LREC 2000 2nd International Conference on Language Resources & Evaluation

Title Corpus Resources and Minority Language Engineering
Authors McEnery Tony (Department of Linguistics, Lancaster University, Bailrigg, Lancaster, LA1 4YT, UK,
Baker Paul (Department of Linguistics, Lancaster University, Bailrigg, Lancaster, LA1 4YT, UK,
Burnard Lou (Oxford University Computing Services, 13 Banbury Road, Oxford, OX2 6NN, UK)

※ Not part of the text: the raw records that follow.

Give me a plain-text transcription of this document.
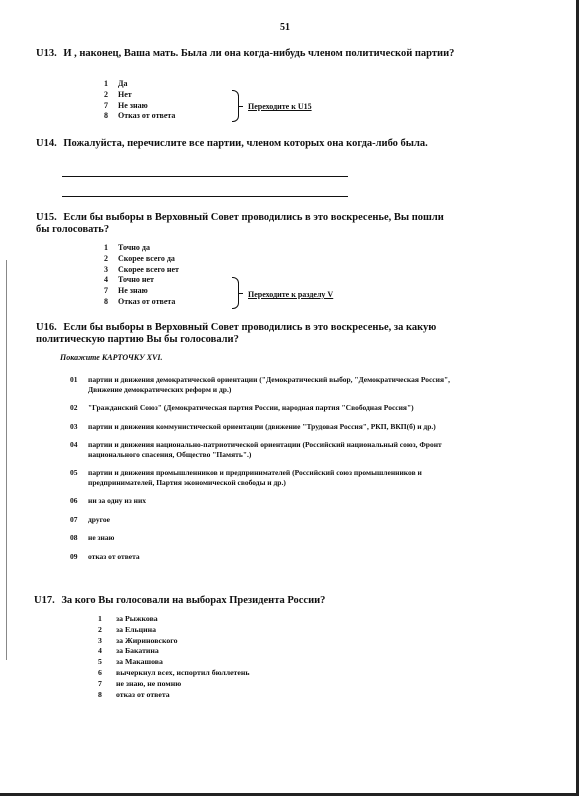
51
U13. И , наконец, Ваша мать. Была ли она когда-нибудь членом политической партии?
1	Да
2	Нет
7	Не знаю
8	Отказ от ответа
Переходите к U15
U14. Пожалуйста, перечислите все партии, членом которых она когда-либо была.
U15. Если бы выборы в Верховный Совет проводились в это воскресенье, Вы пошли бы голосовать?
1	Точно да
2	Скорее всего да
3	Скорее всего нет
4	Точно нет
7	Не знаю
8	Отказ от ответа
Переходите к разделу V
U16. Если бы выборы в Верховный Совет проводились в это воскресенье, за какую политическую партию Вы бы голосовали?
Покажите КАРТОЧКУ XVI.
01	партии и движения демократической ориентации ("Демократический выбор, "Демократическая Россия", Движение демократических реформ и др.)
02	"Гражданский Союз" (Демократическая партия России, народная партия "Свободная Россия")
03	партии и движения коммунистической ориентации (движение "Трудовая Россия", РКП, ВКП(б) и др.)
04	партии и движения национально-патриотической ориентации (Российский национальный союз, Фронт национального спасения, Общество "Память".)
05	партии и движения промышленников и предпринимателей (Российский союз промышленников и предпринимателей, Партия экономической свободы и др.)
06	ни за одну из них
07	другое
08	не знаю
09	отказ от ответа
U17. За кого Вы голосовали на выборах Президента России?
1 за Рыжкова
2 за Ельцина
3 за Жириновского
4 за Бакатина
5 за Макашова
6 вычеркнул всех, испортил бюллетень
7 не знаю, не помню
8 отказ от ответа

Session Session WO12 - Language Resources: Infrastructural Issues
Full Paper, 187.pdf
Abstract Low density languages are typically viewed as those for which few language resources are available. Work relating to low density languages is becoming a focus of increasing attention within language engineering (e.g. Charoenporn, 1997, Hall and Hudson, 1997, Somers, 1997, Nirenberg and Raskin, 1998, Somers, 1998). However, much work related to low density languages is still in its infancy, or worse, work is blocked because the resources needed by language engineers are not available. In response to this situation, the MILLE (Minority Language Engineering) project was established by the Engineering and Physical Sciences Research Council (EPSRC) in the UK to discover what language corpora should be built to enable language engineering work on non-indigenous minority languages in the UK, most of which are typically low- density languages. This paper summarises some of the major findings of the MILLE project.